Set a clear boundary
If someone asks you if you want to kiss, but you’re not romantically interested in them, it can be helpful to make a firm statement rather than saying, “Maybe later.” You might want to try saying something like, “I appreciate you asking, but I am not interested in doing that.”
Give a reason
If it’s not personal, consider letting them know why you’re saying no. For example, “I would say yes, but I’m swamped with this marketing project and cannot commit myself to anything until the end of the month.”
Be straightforward
It’s okay to say, “No, thanks.” “No” can be a complete sentence. You do not always need to offer an apology, an alternative, or an explanation.

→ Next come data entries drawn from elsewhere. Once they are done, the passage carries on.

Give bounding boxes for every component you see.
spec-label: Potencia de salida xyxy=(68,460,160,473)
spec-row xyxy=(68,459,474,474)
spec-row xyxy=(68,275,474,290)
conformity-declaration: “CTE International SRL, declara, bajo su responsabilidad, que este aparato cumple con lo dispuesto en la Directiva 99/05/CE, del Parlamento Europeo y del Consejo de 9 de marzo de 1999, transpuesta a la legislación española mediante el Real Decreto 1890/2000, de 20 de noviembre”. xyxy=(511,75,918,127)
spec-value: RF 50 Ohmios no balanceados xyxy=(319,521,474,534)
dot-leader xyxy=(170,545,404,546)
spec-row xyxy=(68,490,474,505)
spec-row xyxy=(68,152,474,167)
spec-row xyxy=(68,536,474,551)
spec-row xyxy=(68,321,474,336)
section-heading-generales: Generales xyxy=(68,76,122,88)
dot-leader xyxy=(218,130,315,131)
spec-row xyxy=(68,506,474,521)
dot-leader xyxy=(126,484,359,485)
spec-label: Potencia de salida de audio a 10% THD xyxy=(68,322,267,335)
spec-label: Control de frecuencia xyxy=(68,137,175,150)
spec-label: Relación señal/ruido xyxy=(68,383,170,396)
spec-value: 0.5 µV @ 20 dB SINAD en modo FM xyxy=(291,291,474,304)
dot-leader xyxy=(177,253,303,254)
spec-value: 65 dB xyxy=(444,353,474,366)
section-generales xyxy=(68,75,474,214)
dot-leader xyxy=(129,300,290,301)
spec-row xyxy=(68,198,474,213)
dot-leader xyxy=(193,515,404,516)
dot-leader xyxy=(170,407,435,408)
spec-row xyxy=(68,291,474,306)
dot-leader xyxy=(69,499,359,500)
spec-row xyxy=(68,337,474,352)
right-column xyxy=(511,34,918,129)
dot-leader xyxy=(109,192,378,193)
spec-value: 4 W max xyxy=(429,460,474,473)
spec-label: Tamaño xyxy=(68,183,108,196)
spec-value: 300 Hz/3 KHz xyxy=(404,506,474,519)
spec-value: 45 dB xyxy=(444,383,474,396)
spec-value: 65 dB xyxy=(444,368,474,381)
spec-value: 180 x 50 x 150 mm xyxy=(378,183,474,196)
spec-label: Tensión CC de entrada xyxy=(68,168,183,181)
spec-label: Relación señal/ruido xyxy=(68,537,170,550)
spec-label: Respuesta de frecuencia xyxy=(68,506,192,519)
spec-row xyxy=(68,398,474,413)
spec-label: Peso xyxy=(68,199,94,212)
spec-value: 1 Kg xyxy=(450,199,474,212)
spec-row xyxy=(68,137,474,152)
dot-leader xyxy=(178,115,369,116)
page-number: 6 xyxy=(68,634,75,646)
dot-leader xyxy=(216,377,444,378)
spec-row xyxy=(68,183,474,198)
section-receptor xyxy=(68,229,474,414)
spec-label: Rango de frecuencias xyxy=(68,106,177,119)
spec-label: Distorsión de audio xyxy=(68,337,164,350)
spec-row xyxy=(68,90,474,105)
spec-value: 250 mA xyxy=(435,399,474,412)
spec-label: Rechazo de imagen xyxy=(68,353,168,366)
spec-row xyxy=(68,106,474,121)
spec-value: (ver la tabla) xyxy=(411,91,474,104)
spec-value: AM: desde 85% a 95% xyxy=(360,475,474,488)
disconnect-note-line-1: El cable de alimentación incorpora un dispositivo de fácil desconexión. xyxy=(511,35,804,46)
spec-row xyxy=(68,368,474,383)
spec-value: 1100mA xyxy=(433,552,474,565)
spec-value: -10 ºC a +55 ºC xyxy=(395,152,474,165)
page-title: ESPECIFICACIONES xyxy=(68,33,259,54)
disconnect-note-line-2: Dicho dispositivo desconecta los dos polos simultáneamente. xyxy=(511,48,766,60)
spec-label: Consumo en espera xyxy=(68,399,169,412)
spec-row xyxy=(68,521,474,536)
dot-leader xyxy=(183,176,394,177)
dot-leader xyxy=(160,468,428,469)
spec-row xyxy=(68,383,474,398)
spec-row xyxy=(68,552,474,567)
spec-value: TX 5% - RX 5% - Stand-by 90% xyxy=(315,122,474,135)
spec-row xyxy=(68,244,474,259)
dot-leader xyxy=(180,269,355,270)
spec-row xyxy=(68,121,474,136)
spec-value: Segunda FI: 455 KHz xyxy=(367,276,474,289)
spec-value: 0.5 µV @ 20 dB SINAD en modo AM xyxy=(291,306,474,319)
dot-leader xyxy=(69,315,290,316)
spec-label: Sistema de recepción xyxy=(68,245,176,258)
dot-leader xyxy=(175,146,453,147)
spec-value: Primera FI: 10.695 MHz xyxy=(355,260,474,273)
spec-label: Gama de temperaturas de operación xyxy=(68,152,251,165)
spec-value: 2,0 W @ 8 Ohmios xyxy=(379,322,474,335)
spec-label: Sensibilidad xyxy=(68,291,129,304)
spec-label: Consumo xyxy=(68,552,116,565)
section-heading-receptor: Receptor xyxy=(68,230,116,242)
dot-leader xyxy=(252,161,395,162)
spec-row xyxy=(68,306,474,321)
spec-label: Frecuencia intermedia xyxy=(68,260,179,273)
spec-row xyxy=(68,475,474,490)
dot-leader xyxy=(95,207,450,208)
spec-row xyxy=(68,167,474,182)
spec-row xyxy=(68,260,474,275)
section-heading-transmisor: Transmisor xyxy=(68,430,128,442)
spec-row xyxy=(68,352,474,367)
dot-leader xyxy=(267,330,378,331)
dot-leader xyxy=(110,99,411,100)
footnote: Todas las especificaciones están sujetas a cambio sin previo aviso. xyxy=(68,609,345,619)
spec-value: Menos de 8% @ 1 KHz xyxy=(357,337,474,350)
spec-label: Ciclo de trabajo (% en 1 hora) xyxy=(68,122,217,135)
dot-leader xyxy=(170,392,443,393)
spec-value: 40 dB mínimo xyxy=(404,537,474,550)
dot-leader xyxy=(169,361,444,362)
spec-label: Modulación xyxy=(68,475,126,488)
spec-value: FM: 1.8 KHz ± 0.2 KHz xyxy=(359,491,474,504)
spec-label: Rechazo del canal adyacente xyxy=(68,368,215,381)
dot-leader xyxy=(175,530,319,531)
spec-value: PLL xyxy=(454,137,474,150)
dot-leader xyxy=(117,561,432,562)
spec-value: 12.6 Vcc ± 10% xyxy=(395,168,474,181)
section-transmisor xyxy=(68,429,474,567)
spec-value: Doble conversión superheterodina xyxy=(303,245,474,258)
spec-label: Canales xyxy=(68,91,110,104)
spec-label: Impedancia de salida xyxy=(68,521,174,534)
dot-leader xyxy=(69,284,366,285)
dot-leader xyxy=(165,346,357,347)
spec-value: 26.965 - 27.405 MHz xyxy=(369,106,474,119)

Consider your needs when setting healthy boundaries
When someone asks something of you, consider whether it may violate your physical, sexual, intellectual, emotional, financial, material, or time boundaries by asking yourself the following questions:
- Is it something I genuinely want to do?

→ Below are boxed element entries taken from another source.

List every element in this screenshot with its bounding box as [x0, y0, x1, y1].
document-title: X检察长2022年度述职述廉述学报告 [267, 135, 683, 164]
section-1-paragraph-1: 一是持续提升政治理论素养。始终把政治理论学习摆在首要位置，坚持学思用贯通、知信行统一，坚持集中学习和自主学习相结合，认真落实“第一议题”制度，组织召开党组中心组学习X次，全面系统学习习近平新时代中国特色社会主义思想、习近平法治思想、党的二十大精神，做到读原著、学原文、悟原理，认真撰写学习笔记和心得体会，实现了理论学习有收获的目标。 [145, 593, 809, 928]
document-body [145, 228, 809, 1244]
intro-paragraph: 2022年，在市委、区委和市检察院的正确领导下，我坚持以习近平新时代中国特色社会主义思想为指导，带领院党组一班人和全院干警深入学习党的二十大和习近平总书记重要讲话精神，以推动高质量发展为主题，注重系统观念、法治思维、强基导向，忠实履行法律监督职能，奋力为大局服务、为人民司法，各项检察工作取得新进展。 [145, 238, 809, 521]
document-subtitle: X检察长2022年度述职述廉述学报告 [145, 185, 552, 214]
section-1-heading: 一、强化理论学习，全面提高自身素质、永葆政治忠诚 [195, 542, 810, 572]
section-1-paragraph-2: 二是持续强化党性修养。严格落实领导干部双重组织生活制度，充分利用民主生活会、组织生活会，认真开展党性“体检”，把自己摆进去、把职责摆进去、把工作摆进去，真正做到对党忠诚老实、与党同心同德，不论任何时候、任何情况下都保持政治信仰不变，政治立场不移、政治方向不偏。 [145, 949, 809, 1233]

- Do I have the time to commit to it?
- Do I have the physical and/or emotional energy for it?
- Will it put a strain on my finances?
Therapy can help you set boundaries and improve mental health
Cognitive behavioral therapy (CBT) generally emphasizes reframing unhelpful thought patterns, building healthy coping skills, managing stress, and learning how to be assertive about boundaries. Research shows CBT can promote self-compassion and reduce avoidant behaviors, rumination, and perfectionism. Additional studies have found that CBT can improve healthy assertiveness and self-efficacy.
Finding mental health support through online therapy
For people who feel more comfortable talking about emotions when they aren’t face-to-face with a therapist, or for those who don’t have time to commute to a therapist’s office, online therapy through a platform like BetterHelp may be a more convenient option. You can make a phone call, communicate via online chat, or participate in a videoconference, depending on your preferences.
While more research may be needed regarding the efficacy of online therapy for helping adults set healthy boundaries, existing studies suggest that online and in-person therapy tend to have the same level of effectiveness. Both options can be valid for those interested in seeking professional help.
Takeaway
Frequently asked questions
Read more below for answers to questions commonly asked about setting healthy boundaries.
What is the purpose of establishing boundaries?
Establishing boundaries can inform others of how you want to be treated, whether related to physical space, emotions, sex, material items, time, and more. Establishing and enforcing boundaries can be an act of caring for yourself.